Imaginarium – merveille steampunk du jeu de société

Curieusement, nous n’avons pour l’heure parlé qu’une seule fois de Bruno Cathala, sur Mr. Jack. Or depuis 15 ans, il n’est pas seulement l’un des développeurs de jeux de société les plus prolifiques, il est aussi l’une des personnalités les plus connues et les plus reconnues du milieu, amassant les récompenses les plus prestigieuses et l’estime la plus indéfectible des joueurs pour des classiques comme Du Balai!Five TribesLes Chevaliers de la Table Ronde, le formidable 7 Wonders Duel, et même un jeu Game of Thrones: Hand of the King. Et sa création la plus notable de 2018 est sans doute (pour le moment) Imaginarium, sorti le 13 avril dernier et développé avec Florian Sirieix pour l’éditeur Bombyx (Abyss).

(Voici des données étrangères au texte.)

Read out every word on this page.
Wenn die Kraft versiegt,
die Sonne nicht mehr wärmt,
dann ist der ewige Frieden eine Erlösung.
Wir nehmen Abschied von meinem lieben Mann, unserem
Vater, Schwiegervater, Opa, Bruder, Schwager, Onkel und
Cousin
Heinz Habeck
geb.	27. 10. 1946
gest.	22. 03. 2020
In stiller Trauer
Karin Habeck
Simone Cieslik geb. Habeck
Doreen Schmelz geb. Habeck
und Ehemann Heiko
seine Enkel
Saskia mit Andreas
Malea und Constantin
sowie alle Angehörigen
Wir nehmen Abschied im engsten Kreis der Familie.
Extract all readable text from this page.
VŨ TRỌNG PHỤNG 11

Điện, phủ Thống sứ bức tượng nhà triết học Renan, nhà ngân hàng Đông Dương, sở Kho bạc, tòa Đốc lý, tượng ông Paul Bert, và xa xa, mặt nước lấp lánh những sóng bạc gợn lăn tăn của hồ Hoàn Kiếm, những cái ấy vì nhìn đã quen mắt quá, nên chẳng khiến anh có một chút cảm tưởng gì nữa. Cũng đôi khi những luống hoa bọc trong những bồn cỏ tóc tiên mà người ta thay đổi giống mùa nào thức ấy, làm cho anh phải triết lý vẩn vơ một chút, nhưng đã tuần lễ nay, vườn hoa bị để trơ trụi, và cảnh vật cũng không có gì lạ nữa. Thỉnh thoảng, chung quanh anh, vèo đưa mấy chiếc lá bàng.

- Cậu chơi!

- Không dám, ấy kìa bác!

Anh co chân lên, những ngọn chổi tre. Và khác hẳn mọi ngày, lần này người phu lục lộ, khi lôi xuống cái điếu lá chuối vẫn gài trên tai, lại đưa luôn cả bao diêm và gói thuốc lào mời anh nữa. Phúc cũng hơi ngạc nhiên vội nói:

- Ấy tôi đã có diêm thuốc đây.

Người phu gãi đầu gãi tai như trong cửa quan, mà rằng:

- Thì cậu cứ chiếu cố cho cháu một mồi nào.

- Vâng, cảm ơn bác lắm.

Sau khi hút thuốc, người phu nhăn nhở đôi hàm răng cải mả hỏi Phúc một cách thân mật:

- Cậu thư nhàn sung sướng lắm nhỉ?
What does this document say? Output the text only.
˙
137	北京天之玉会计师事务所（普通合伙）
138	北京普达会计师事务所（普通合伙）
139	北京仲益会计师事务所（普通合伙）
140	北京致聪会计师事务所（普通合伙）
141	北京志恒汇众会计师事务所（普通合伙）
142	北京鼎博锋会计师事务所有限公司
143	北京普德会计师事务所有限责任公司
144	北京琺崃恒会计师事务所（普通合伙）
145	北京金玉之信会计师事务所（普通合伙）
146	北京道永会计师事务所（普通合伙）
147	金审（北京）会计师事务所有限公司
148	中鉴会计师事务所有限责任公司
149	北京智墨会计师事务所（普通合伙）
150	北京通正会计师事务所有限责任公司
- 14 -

Si on a tant parlé d’Imaginarium, outre la garantie d’excellence normalement représentée par le nom de Cathala, c’est que le jeu est magnifique, en tant qu’objet et pour son univers superbement illustré par Felideus Bubastis, variation fantaisiste et animalière sur le steampunk. Nous avions donc hâte de vous proposer le test de ce jeu pour occuper 2 à 5 personnes de 14 ans et plus pendant une heure-une heure et demie, et disponible pour environ 44 euros 90.

Imaginarium boitier

Steampunk onirique

Si Imaginarium émerveille d’emblée et dans le temps, c’est naturellement déjà par son design baroque et original, foisonnant et pourtant étonnamment cohérent. Dès le boîtier, que l’on aurait du mal à ne pas remarquer en boutique, on est saisi par l’étrangeté de ces éléments animaliers, merveilleux et mécaniques, qui rendent bien compte du thème d’un jeu qui n’est pas sous-titré pour rien La Manufacture des rêves. Ainsi, le titre, composé de barres de cuivre assemblées grâce à des vis apparentes, parfois ornementalisées, est soutenu par des chaînes à la structure métallique encadrant la couverture de la boîte, tandis que ce même cadre, le fait que les étoiles soient suspendues au « plafond » par des ficelles, ou que l’éléphant et le cochon ailé se trouvent sur le panneau titulaire, évoquent clairement le théâtre, sa magie et ses artifices.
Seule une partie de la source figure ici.